Earlier this week, CBS-58 TV reported that K-9 handlers with the Milwaukee Police Department underwent training on how to perform first aid and CPR on their K-9 partners. The training included information on a dog's distinctive physiology such as the fact that a dog's heart is on the right side of the body—not the left like in humans—affecting the positioning for CPR.
One of the interesting elements to the recent news out of Milwaukee was that 14 handlers with MPD are "now equipped with the education to save any dog's life—whether it's helping a choking dog or administering Narcan to a dog who's accidentally sniffed drugs."
Not long ago in this space we explored the unique training challenges and myriad benefits of police K-9 Units—noting in particular that K-9 training is continual and ongoing. So, too, should training for officers encountering all manner of animals on patrol—from escaped pets to wandering wildlife. Here are some reminders about dealing with animals on patrol.
First and foremost, have handy any and all necessary PPE. Wearing gloves should seem obvious, but there are many dash-cam and body-worn videos of officers dealing with an animal without this basic level of protection. The plastic face masks made so popular during the pandemic are also good tools to have at your disposal.
Furthermore, watch your speed. An animal in pain or in peril is far more likely to "freak out" if the responding officer is not completely calm and deliberately slow in their movement. Any sudden move by officers coming to an animal's rescue could be construed as an attack, and bad things can happen even if the subject in question is a pet house cat.
The best friend of any officer approaching an animal in distress can be a control pole. Again, not every squad car needs to have this essential animal control equipment in the trunk, but having access to one of these simple devices from a responding backup officer is highly recommended.
In the case of wild animals wandering into a residential or commercial neighborhood, the ideal solution is to deploy a tranquilizer gun, put the creature into a slumber, and return it to its natural habitat. This is almost always the exclusive domain of the Animal Control Unit, but putting a tranq gun in the trunk of a supervisor's squad car isn't a bad idea.
Speaking of backup officers and animal control, if your city or town has such a unit it's best to contain the animal and call in the professionals. They have all the necessary equipment and specialized training needed.
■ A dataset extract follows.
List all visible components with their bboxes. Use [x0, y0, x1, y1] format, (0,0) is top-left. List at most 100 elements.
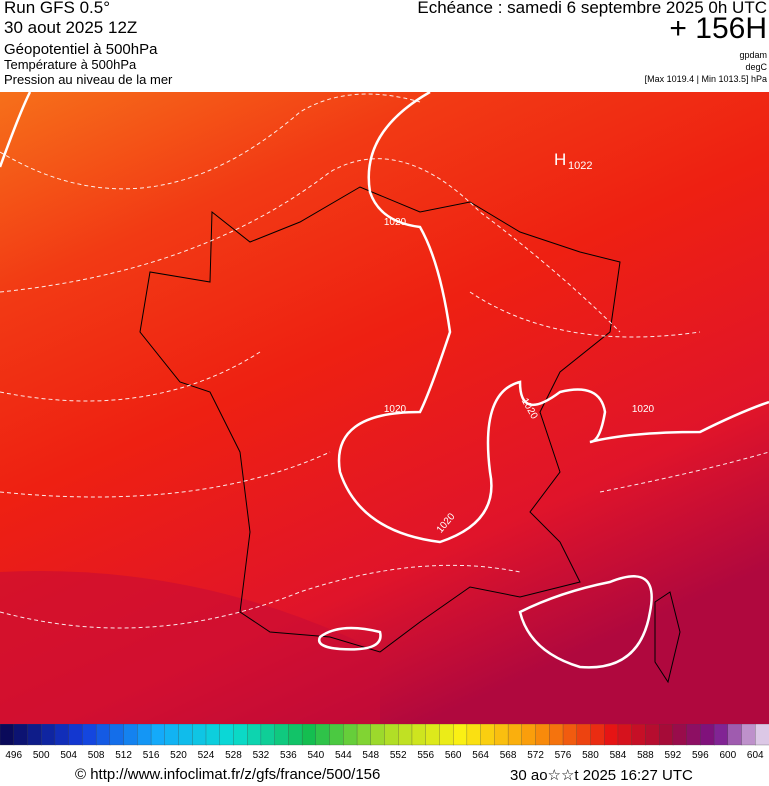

When no other alternative is appropriate, officers must be prepared to put an animal down. Many police officers have never been formally trained to shoot an animal—in fact, not every agency trains for this. In rural jurisdictions—where cattle vastly outnumber people—this skill is often learned at a young age. For officers whose off-duty hobby is hunting, the knowledge is gleaned from walking the woods with elder and established hunters telling tall tales.
Police leaders would do well to seek outside assistance from animal experts to help patrol officers be prepared to do what to them might seem anathema—dispatching a defenseless animal.
Educate yourself on the types of animal calls your agency has handled in years past. The seasoned veterans will gladly tell you stories of harrowing—and hilarious—misadventures with the local fauna.
The folks in Florida and Louisiana have alligators, but not elk—their counterparts in Montana and Wyoming have the exact opposite problem.
Animal rescue is incredibly common for law enforcement, so seek the training and tools that prepare you for this nearly certain eventuality.